For a regular grid it is sufficient to have a single grid_origin parameter that specifies the start of chunk 0 in array index space.

But for the rectilinear grid we need to specify both the position in array index space and the position in chunk index space of the start of the chunk size list.

@jbms
Copy link
Contributor

jbms commented Oct 20, 2025

Another thing that has been suggested in the past is to allow the logical size of a chunk to differ from the physical size, i.e. allow chunks to be stored with unused padding at both the start and end.

For every chunk, you need to specify the physical size, logical size, and offset of the start of the logical chunk within the physical chunk.

This would allow you to insert and remove elements in the middle of a dimension without having to re-encode chunks, just rename them. And by using kerchunk or icechunk or OCDBT the renaming could be done "virtually".

To avoid even having to rename you could allow an arbitrary virtual to physical chunk index map, where you remap the chunk index also.

@d-v-b
Copy link
Contributor Author

d-v-b commented Oct 20, 2025

Speaking for Zarr Python, these would require some work to implement -- in particular, we will need to introduce a new array indexing API to work with negative indices that aren't referenced to the end of an array. So for that reason I'm inclined to keep this chunk grid simple for now, provided we are confident we can safely extend it in the future.
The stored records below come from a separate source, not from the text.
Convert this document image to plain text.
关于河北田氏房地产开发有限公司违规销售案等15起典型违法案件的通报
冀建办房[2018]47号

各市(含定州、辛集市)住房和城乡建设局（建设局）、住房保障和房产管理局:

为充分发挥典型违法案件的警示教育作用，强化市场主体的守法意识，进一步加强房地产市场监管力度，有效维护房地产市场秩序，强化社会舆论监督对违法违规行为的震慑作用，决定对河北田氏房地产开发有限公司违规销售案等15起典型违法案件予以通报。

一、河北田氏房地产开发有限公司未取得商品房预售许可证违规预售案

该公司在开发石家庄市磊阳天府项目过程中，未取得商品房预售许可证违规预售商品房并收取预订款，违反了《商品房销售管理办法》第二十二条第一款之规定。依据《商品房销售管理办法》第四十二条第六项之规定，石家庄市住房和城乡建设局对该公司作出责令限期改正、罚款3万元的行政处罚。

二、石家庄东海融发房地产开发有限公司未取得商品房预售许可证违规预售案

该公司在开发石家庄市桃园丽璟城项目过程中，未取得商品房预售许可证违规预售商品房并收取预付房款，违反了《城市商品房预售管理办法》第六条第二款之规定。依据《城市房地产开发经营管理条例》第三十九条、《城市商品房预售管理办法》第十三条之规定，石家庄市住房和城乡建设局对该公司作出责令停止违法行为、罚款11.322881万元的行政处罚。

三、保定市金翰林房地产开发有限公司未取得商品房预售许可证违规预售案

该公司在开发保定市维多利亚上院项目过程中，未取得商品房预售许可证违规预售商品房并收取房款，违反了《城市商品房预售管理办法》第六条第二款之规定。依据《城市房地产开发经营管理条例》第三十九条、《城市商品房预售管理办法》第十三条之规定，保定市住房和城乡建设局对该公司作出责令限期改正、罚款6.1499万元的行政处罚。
I think using additional keys in the configuration + defining new variants of the "kind" field to overload the meaning of chunk_shapes should cover the additional flexibility. Defining a totally new chunk grid could also work, but I think as long as the changes generalize this chunk grid, we should aim to update this spec to a new version with changes that will be breaking for naive implementations.

@jbms
Copy link
Contributor

jbms commented Oct 20, 2025

The kind should arguably be per-dimension rather than apply to all dimensions. Perhaps the kind could be indicated by the type of the json value instead.

@d-v-b
Copy link
Contributor Author

d-v-b commented Oct 20, 2025

The kind should arguably be per-dimension rather than apply to all dimensions.

Our intention for "kind" was that it defines the semantics for the chunk_shapes field. E.g., if "kind" was set to "reference", then chunk_shapes might be a path or URI, and thus per-dimension metadata would not be meaningful without resolving that reference. We could use the type of the chunk_shapes field to express this, but I think an explicit "kind" field gives us more flexibility here.

@jbms
Copy link
Contributor

jbms commented Oct 20, 2025

The kind should arguably be per-dimension rather than apply to all dimensions.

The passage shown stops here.